Calls your custom function get_weather() — which uses the Open-Meteo API to retrieve real-time weather data.
Returns the weather result to the model, so it can incorporate it into a complete and natural-sounding response to the user.

Key Parts of the Script

Tool Schema:
This defines the function the model can call — what it’s called (get_weather), what arguments it expects (latitude, longitude), and how it’s structured.
OpenAI responses.create():
This is the main API call that sends the user's message and the available tool schema to the model. The model will choose whether to call the tool.
Tool Call Handling:
If the model calls a tool, your script detects it, parses the arguments, executes your local Python function, and sends the result back to the model.
Natural Language Output:
The model then responds using the tool result, e.g., "The current temperature in Boston is 14°C." If no tool is needed (e.g., “Who is the president of France?”), the model will just respond normally.

Advanced Tool Calling: Sentiment Plotter Agent

In this version of our tool-calling system, we go beyond a single API call and create a multi-tool agent that can:

Retrieve live news articles from the Guardian API
Ask the model to analyze their sentiment on a 1–10 scale
Save the structured sentiment results to a CSV
Generate a plot showing sentiment over time

What This Script Does

This more advanced assistant reasons through multiple steps. It chooses when to call tools, chains tool outputs into new inputs, and uses those results to answer complex questions. For example:

"Generate me a plot of the sentiment of the 50 most recent articles about Harvard."

Here’s what happens under the hood:

The model calls get_news_articles(), providing a search query like "harvard" and an output path like "harvard_articles.csv".
You fetch the articles from the Guardian API and save them as a CSV. The article date and bodyText fields are preserved.
The agent is given the list of articles (with datetime + text) and instructed to call analyze_sentiment() on them.
The model rates each article’s sentiment on a scale of 1 (very negative) to 10 (very positive) and returns the results in a structured format.
The sentiment results are saved to a CSV, ready for visualization.
Finally, the model calls graph_data(), specifying which CSV to use, what the x/y axes should be (e.g., datetime vs. sentiment), and how to label the graph.
A line graph is generated, showing sentiment trends over time.

Key Features of This Bot

🧠 LLM-guided workflow: The model reasons about what tools to use, when to use them, and in what order.
📈 Structured sentiment output: Sentiment scores are numeric and tied to article timestamps.
🗃️ Reusable artifacts: Each step produces a file — CSVs and PNGs — that you can use in other tools or apps.
🧩 Tool chaining: The output of one function becomes the input to the next. You don’t need to manually decide what to do next — the agent does.

Why This Matters

This is a foundational pattern in modern AI development:

You provide tools (functions),
The model makes decisions about how to use them,
And your backend takes care of execution and storage.
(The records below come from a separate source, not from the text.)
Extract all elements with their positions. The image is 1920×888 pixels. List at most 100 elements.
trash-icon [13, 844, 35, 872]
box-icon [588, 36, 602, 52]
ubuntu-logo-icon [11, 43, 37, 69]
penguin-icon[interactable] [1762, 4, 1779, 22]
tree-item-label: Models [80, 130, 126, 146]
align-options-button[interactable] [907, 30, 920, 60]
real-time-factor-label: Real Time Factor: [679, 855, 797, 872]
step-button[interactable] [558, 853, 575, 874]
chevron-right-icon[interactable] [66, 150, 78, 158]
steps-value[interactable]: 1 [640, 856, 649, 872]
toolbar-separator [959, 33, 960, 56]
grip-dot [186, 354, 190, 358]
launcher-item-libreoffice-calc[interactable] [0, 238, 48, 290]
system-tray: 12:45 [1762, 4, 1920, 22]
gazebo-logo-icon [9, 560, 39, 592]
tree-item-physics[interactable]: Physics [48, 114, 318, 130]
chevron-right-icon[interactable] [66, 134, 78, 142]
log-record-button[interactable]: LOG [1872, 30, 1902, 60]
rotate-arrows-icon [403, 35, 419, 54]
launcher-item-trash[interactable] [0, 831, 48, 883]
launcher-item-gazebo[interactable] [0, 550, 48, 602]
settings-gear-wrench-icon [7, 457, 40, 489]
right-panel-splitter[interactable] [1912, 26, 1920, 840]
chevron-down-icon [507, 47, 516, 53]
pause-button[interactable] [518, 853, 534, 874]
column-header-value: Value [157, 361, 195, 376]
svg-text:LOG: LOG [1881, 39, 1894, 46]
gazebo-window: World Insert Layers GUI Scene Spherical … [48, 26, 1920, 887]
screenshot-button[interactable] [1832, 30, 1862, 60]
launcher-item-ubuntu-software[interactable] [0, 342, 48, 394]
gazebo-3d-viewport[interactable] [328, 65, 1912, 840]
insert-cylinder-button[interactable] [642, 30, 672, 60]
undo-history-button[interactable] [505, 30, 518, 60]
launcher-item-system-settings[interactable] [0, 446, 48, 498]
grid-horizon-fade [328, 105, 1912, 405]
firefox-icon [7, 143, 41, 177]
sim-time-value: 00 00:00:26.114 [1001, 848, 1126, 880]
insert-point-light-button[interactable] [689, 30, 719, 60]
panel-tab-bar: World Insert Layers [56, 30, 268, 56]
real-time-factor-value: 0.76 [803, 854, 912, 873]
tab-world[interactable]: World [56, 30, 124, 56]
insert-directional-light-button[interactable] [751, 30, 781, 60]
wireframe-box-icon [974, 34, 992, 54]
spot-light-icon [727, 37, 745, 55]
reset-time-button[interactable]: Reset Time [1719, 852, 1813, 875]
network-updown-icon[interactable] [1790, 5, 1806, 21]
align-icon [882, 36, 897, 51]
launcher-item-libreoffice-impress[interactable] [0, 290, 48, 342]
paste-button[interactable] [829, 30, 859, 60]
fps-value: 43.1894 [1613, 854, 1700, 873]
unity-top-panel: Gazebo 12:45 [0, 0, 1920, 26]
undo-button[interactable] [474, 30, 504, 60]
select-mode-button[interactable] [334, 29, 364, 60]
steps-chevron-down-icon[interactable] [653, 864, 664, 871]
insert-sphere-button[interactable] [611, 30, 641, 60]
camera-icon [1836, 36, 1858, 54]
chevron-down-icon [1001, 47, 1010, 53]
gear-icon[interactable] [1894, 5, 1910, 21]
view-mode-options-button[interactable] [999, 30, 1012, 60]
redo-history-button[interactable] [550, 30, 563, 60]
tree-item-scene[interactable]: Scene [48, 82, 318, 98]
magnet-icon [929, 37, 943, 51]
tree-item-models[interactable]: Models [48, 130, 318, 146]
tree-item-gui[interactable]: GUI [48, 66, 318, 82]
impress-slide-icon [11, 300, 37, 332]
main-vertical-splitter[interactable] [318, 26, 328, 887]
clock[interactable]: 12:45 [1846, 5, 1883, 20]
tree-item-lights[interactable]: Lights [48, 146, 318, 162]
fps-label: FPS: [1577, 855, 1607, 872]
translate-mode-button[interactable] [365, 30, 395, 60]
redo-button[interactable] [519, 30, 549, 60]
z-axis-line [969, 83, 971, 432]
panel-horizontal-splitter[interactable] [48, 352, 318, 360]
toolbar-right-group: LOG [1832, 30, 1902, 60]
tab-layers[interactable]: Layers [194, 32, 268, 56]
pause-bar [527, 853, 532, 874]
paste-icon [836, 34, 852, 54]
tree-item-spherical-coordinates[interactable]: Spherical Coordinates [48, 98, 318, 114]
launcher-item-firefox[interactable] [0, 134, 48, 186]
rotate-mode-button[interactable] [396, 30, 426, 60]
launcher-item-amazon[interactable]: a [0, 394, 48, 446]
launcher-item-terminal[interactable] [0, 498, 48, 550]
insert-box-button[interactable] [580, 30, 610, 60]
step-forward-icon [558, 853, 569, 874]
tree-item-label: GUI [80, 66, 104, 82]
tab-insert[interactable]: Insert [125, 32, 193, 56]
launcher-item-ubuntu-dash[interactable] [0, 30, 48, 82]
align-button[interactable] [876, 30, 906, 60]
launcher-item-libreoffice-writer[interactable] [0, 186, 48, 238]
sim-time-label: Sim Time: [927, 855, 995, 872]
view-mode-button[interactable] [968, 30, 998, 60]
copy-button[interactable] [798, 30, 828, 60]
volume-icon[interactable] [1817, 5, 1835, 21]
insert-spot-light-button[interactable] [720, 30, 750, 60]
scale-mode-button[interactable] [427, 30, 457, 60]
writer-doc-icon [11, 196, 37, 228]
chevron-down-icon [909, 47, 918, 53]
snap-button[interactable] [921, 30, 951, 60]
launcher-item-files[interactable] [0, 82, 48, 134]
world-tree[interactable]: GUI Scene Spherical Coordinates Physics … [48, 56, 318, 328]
This approach is scalable, safe, and testable — you can add tools for anything (like send_email, summarize_csv, or classify_tone) and the model will know how to use them.

Next steps might include adding:

Chunking for longer article sets
Support for bar/line/scatter plots
APIs for uploading the results to a dashboard or report

This is how assistants grow from single-turn bots into real agents.